Kandra tersenyum lembut, sebenarnya aku tidak terima hanya menjadi .... perempuan biasa tapi, apalagi yang bisa ku lakukan. Aku tak punya apa-apa lagi selain dia yang ingin ku berikan kebahagiaan.


∞∞∞∞∞∞∞∞

Sebelum Kandra benar-benar menjadi suami ku, tiba-tiba Gennova menemui ku, ia masih membawa kata-kata lembut dan kagumnya padaku, ia mengatakan maukah aku menjadi istrinya. Ia memang tak membawa kemewahannya lagi tapi ia telah begitu lama menghilang dari hatiku
“kamu lihat aku Gennova, aku bukan apa-apa lagi, bukan perempuan kaya yang pintar dan populer lagi sekarang” aku katakan itu
“aku tak peduli itu, Yurin. Aku juga bukan apa-apa”
Dia memperlihatkan penampilan sederhananya, aku tahu ia merendah tapi........aku ingin membuatnya marah. Aku tersenyum, aku dapat merasakan mimik wajah senang meski aku tak melihatnya
“aku tahu Genn, tapi aku TIDAK MAU HIDUP BERSAMA LAKI-LAKI yang BUKAN APA-APA, nanti bagaimana anak-anak kita bisa hidup?”
Aku menahan senyum ku, aku tahu dia kesal mendengarnya, dia memegang bahu ku
“Yurin...aku....”
Aku tahu ia  mencoba bersabar, ia ingin mengatakan sesuatu tapi ia tahu itu akan membuka ia yang sebenarnya, bukan yang berpura-pura miskin di hadapanku
“apa?”
Aku melihat ia yang memperhatikan wajahku, aku tahu ia membaca sesuatu dari mataku. Ia melepaskan tangannya dengan kasar dari bahu ku
“Yurin, kau...”
Ia menatapku tajam hingga aku tak bisa menyembunyikan senyumku lagi
“kamu masih gila?”
Ia bertanya penuh keheranan, membuat aku ingin tertawa
“memangnya kenapa kalau aku gila? Kau menyesal?”

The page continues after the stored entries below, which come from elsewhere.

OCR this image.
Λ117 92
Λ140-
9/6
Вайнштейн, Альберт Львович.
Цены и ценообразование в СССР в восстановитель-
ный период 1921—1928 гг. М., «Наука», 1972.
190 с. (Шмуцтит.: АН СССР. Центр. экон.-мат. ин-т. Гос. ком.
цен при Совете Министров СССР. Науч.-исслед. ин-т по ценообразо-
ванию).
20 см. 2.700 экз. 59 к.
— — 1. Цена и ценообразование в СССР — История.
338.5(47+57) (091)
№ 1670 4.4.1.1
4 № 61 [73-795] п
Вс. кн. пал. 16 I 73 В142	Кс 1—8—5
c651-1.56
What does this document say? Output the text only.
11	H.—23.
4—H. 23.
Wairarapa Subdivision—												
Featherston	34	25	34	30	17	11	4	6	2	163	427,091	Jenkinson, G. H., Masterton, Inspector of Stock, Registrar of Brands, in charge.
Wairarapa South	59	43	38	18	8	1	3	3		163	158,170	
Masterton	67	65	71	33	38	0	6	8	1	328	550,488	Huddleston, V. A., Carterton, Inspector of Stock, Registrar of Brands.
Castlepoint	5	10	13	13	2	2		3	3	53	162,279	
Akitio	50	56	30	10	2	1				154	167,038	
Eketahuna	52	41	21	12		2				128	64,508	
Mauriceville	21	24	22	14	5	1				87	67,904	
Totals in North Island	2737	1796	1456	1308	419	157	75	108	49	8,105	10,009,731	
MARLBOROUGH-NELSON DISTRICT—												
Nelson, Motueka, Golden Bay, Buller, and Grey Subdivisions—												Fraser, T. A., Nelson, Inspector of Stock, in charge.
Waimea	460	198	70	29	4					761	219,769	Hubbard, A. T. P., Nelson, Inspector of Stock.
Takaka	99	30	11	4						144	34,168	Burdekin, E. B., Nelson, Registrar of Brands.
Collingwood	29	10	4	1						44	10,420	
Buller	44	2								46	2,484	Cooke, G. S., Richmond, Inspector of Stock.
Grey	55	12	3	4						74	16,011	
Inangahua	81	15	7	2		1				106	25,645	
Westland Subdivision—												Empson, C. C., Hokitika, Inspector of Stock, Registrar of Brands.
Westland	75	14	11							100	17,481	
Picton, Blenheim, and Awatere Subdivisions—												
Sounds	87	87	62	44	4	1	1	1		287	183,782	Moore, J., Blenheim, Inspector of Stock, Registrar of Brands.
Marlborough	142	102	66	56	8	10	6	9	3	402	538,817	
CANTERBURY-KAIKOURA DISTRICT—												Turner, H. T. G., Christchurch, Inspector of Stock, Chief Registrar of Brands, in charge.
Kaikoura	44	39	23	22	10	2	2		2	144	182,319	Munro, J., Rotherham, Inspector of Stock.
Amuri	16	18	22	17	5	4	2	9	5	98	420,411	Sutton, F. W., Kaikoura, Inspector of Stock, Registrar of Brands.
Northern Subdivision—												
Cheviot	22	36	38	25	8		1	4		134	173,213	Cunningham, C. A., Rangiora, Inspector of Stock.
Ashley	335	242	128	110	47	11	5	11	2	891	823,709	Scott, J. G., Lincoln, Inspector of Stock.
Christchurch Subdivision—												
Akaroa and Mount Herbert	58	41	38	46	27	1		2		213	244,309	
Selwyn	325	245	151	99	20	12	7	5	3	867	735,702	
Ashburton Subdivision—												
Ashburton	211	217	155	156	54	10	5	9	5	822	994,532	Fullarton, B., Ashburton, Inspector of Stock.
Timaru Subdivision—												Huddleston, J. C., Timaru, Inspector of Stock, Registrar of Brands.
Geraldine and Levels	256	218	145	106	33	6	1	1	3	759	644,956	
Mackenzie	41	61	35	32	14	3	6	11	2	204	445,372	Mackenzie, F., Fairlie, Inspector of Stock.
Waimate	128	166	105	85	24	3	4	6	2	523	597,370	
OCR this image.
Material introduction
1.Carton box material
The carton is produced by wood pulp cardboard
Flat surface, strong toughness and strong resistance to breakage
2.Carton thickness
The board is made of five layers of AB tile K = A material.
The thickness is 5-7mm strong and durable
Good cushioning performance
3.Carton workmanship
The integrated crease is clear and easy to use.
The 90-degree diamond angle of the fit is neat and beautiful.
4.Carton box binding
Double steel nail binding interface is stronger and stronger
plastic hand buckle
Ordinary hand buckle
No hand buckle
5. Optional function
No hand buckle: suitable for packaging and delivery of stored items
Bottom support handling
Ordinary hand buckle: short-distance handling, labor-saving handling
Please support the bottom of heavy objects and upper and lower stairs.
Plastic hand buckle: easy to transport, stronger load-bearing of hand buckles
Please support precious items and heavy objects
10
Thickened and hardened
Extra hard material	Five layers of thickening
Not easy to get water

“tapi kamu sudah sembuh, kan?”
“ kalau kamu tahu aku gila lalu selama ini kamu kemana? Dimana saat aku membutuhkan mu, saat Kandra pergi, berjuang untuk menyembuhkan ku, kamu dimana?”
Ia terlihat kebingungan
“aku... maafkan aku Yurin”
“sudahlan Genn, berhenti mengejarku!”
“tapi aku mencintaimu”
Ia memegang tanganku, aku berusaha melepaskannya
“berikan saja cintamu itu untuk perempuan yang lebih pantas menerimanya!”